Over time, the hospital took shape, thanks largely to King working to connect with people locally who could help meet the broad medical needs he himself, as a pediatric gastroenterologist, was not trained to address. The completion of a new maternity ward in 2003 — thanks to the work of a broad range of stakeholders from different areas — would prove key to the long-term success of the hospital.
A celebration of the new ward’s opening attracted the attention of the country’s prime minister, who was so impressed by the effort that he dedicated new resources to building the hospital’s staff, purchasing an ambulance, bringing satellite Internet to the area and directing funding for a new HIV program. “The HIV program was transformative, and so many people are alive today because of that,” King said.
But the hospital remained limited due to the lack of sustained, reliable electricity. Solar power helped meet some needs in the hospital’s labs but was not enough to power the hospital as a whole. A diesel generator was available to provide power for short periods of time, but a gallon of fuel cost $8 at a time when a day’s pay for a laborer was 50 cents.

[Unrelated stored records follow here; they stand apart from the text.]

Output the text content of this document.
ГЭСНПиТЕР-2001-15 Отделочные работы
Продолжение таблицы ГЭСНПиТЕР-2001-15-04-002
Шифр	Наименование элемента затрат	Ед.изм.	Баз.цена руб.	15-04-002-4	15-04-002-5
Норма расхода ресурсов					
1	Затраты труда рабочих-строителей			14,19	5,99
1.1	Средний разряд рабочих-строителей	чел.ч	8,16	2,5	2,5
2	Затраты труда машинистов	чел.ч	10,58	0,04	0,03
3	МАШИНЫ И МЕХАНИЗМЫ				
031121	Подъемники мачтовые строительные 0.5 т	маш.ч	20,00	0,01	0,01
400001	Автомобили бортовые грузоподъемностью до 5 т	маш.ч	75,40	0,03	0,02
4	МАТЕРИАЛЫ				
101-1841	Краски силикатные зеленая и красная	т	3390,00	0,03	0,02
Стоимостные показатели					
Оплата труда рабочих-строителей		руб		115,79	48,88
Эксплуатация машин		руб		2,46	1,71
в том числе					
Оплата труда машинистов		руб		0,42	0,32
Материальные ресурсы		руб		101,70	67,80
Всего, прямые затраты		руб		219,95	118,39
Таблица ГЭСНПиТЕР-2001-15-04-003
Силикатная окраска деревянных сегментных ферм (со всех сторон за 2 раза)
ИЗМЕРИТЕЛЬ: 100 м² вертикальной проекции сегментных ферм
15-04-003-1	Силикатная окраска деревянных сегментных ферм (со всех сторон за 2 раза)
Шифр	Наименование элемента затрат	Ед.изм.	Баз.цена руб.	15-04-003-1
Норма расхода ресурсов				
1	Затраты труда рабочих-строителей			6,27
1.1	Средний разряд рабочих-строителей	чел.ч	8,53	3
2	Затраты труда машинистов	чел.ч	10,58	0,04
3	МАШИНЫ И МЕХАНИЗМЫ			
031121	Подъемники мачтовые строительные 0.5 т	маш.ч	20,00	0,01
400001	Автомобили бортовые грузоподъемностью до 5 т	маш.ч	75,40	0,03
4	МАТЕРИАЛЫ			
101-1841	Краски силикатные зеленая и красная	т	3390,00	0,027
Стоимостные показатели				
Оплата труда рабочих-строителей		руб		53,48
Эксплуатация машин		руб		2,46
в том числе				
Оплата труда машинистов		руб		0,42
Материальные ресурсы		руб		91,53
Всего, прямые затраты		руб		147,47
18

King secured a meeting with the director of the national utility, who told him that it was too expensive to run a line to supply the community with power. However, the director told King that if King was able to harness the area’s rivers and streams for hydropower, the national utility could run a line to the area and purchase the surplus electricity. That’s when King tapped into the knowledge he gained pursuing his engineering doctorate, with research that focused on river basin planning.
“Even though I didn’t really know how to build anything, I thought people would believe me when I was trying to raise money for the project that I knew enough to make this work,” King said.
The system that was designed would divert water along the hillside in a channel that would drop about three meters every 100 meters. After a certain distance, the water was then funneled directly down the steep hillside, which created enough flow and pressure to fuel the hydropower generator. “Most everything in the project was done locally,” King said. “You could see a lot of shiny new roofs because the workers doing the work used that cash to put new roofs on their houses.”
The project drew support from organizations around the country and relied on the talents and skills of those locally to design, build and operate the hydropower system. “The work took lots of different people doing lots of different things,” King said. “There weren’t many people around who could simply say, ‘Yes, I know what to do.’ But together, we were able to do it,” King said.
That’s an approach King brought back to the United States when he returned to Chapel Hill, North Carolina, where he had grown up, after his father died in 2019. Through his work with The Institute for Convergent Science, he and others are bringing together different disciplines to tackle big problems, like how to prepare for the next pandemic, how to meet the challenges of an aging population and how to address access to health care, to name a few.
“These questions require collaborations of scholars and researchers from different fields,” King said. “We must believe that there is hope and deal with new problems as they arise. On our own, we may achieve less than we imagined, but together, we may achieve even more than what we’re asked to do.”
The annual lecture is named in honor of James P. Elder, who served on the history faculty of Elon from 1963 to 1973 and served as an advisor to the Liberal Arts Forum, which he founded as an undergraduate. Thirty years after he left Elon for the Folger Library in Washington, D.C., a group of Forum alumni established an endowed lectureship in Elder’s honor. More than 150 former students and friends have contributed to the Elder Lectureship in tribute to Elder’s example of faculty-student engagement.